First, there was a plethora of genes linked to the biological processes that could be perturbed in PMG (Table 1) [1,105] thereby being consistent with the polygenic underlining of the present case. Second, there were several genes involved in the regulation of cilia function including both of its types, primary and motile (Table 1). Given the crucial role of motile cilia in neurodevelopment through regulation of cerebrospinal fluid (CSF) fluid flow [106,107] and ventricular development [108,109], as well as the absence of non-age related hydrocephalus pathology in the donor’s brain (Figure 2), one may conclude that PMG in the present case was not mediated by motile cilia but was rather associated with an input from the aberrant primary cilia-mediated signaling [110,111]. Such signaling aberration could be explained, at least in part, by the abnormal primary cilia formation driven by the mutated TPGS1 (Table 1) [86] and by impaired Wnt signaling, due to mutations in ADGRA2, PCDHA1, PCDHA12, PTK7, and USP4 (Table 1), which use primary cilia as a signaling platform [112].

Third, ADGRA2, also known as GPR124, was a very interesting gene because it not only positively regulates canonical Wnt signaling by increasing Wnt7 availability for Frizzled [22, 23], but by virtue of its compound heterozygous mutations, it has also been recently linked to two bifrontal PMG cases with multiple congenital anomalies [24]. It should also be noted that the other member of the same gene family, ADGRG1 (GPR56) with an autosomal recessive variant, was reported to be associated with bilateral frontoparietal PMG [113, 114]. Therefore, the results of the current report and the data presented in [24] merit a closer look at AGDRA2 as a potentially causative gene in bifrontal PMG.

Fourth, the other notable feature of the genetic screening dataset was the presence of the biallelic FLG2 variant (NM_001014342:exon3:c.C2606T:p.S869F; MAF = 4.21x10-6).
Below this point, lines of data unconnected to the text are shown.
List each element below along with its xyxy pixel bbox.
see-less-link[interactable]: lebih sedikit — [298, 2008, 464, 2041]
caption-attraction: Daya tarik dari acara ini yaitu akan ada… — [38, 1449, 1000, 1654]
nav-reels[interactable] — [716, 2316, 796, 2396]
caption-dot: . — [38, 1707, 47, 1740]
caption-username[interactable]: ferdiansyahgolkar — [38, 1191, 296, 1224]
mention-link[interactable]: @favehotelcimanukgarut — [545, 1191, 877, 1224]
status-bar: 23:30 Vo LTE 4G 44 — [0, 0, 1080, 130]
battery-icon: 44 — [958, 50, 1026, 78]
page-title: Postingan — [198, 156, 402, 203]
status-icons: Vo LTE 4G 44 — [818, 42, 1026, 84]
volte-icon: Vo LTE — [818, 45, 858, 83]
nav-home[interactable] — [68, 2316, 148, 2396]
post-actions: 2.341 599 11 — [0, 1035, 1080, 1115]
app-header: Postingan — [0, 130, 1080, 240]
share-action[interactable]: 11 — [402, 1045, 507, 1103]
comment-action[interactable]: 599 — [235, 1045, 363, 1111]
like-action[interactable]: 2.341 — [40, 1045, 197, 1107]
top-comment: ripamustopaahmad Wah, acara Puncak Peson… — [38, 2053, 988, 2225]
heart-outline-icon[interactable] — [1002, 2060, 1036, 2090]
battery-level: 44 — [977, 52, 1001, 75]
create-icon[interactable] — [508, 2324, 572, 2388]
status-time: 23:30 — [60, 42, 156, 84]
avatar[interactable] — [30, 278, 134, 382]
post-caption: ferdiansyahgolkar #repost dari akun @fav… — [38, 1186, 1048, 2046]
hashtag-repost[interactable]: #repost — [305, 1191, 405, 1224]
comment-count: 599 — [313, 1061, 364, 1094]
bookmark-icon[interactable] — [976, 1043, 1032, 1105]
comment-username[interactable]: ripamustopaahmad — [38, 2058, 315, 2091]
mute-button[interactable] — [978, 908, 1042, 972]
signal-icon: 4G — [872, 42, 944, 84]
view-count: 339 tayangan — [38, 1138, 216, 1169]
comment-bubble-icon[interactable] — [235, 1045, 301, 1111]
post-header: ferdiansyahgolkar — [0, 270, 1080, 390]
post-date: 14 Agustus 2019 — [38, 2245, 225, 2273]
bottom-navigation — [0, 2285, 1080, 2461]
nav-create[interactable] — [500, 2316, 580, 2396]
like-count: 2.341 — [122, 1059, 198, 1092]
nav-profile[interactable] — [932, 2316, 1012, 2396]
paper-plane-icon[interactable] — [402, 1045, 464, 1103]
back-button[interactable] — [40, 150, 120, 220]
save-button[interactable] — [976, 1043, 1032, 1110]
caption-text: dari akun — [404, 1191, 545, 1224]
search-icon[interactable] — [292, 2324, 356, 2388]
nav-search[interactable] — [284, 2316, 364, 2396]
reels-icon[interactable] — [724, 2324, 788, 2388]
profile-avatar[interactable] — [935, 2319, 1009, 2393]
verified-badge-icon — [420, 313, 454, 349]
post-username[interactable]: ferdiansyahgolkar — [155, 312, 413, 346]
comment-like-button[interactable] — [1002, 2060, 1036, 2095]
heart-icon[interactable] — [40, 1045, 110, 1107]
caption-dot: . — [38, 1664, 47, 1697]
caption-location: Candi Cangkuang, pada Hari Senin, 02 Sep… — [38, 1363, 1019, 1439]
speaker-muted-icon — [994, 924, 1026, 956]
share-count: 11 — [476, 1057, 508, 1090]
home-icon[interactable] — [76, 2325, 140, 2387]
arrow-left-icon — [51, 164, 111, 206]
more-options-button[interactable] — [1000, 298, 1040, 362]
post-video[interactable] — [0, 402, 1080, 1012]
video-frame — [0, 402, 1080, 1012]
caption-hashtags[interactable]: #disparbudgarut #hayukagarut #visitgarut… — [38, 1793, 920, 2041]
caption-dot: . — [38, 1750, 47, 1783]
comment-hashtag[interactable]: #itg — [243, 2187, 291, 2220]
FLG2 is known for its association with skin diseases including atopic dermatitis [38], as well as for its link to neurodevelopmental aberrations, leading to autism spectrum disorder (ASD) with a prenatal excessive cortical expansion frequently seen in ASD children [37]. Such a link between neuro- and ectodermal development supports a hypothesis regarding the existence of the skin-brain axis, which could interdependently regulate both processes [37]. Unfortunately, due to the condition of cadaveric tissue subjected to the embalming solution, it was impossible to correctly assess the putative epidermal pathology in the donor and, therefore, evaluate the involvement of the skin-brain axis in the current case of bifrontal PMG. However, probing similar PMG cases for the autosomal recessive FLG2 mutations and atopic syndromes antemortem would be worth pursuing.

Conclusions

The current rare case of bifrontal PMG in an elderly individual provided a unique opportunity to gain additional insights into the molecular mechanism(s) of PMG. Our results highlight the polygenic nature of PMG and the potential involvement of impaired Wnt signaling with the involvement of primary cilia deregulation and a direct Wnt signaling disruption. Our results also warrant additional studies on the ADGRA2 gene as well as probing the skin-brain axis for their participation in the development of the cerebral cortex in humans.